How soon is too soon to talk to your kids or grandkids about money? If they are old enough to ask for a toy or a bike, they are old enough to start learning financial lessons that will last a lifetime.
The best financial lessons are the ones that happen in everyday experiences. Look for opportunities to talk about money, read books aloud and play games that center around spending money wisely. Be open and honest when you discuss your financial experiences—good or bad.
Here are some examples of teachable moments to help you get started:
At the Bank
When you go to the bank, bring your children with you and show them how transactions work. Ask an employee to explain how the bank operates, how money generates interest and how an ATM works.
Discuss how your income is budgeted to pay for housing, food and clothing, and how a portion is saved for future expenses such as college tuition and retirement.
At the Grocery Story
It’s easy to give clear examples of “needs” and “wants” using different kinds of foods at a grocery store. Milk (for strong bones) is a need; soft drinks are a want. Explain the benefits of comparison shopping, coupons and store brands.
Chores and Allowances
Assign chores and give them a monetary value. Discuss ways to budget and divide allowances. Encourage children to set a financial goal, such as saving for a bike, and figure out how to achieve it.
Explain the many ways that bills can be paid: over the phone, by check or online. Discuss how each method of bill pay takes money out of your account. Be sure to cover late penalties, emphasizing the importance of paying bills on time.
Using Credit Cards
Explain that credit cards are a loan and need to be repaid. Share how each month a credit card statement comes with a bill. Go over the differences between a credit card and a debit card.
Browsing the Internet
While online, explain to your children how valuable their personal information and privacy is to you and to them.

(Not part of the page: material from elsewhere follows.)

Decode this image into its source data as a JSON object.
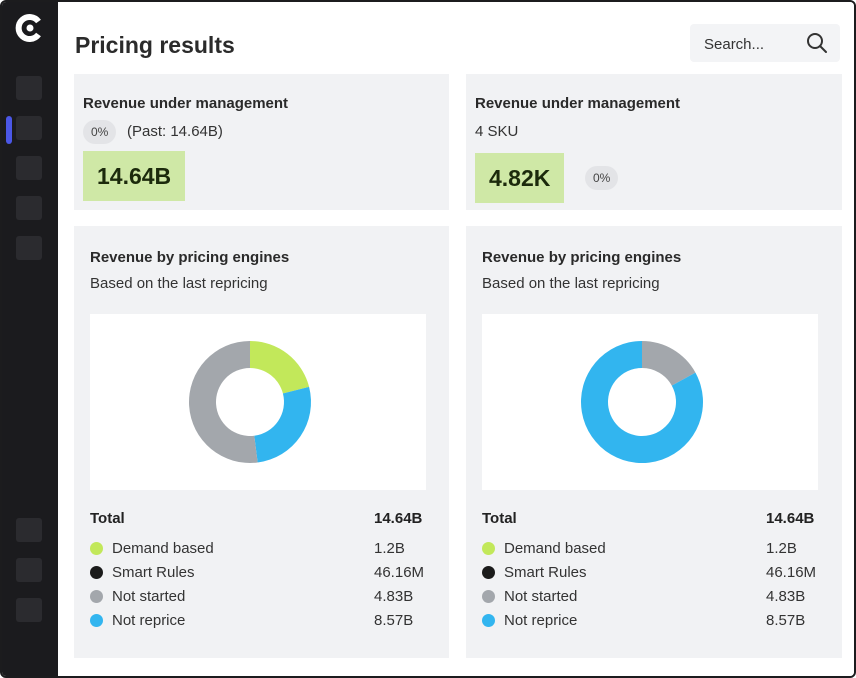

Discuss the risks and benefits of sharing certain information. Then, as a family, make a list of rules for keeping personal information safe online.
Planning a Vacation
Whether you are planning a weekend trip to the lakes or a once-in-a-lifetime vacation, emphasize the value of saving as a family. Set a family savings goal that involves your children. Figure out the cost and discuss ways everyone can help to reach the goal. You can even set up a coin jar that everyone can contribute to, then bring it into your local branch and count them up - the funds can be used to pay for a fun experience on the vacation.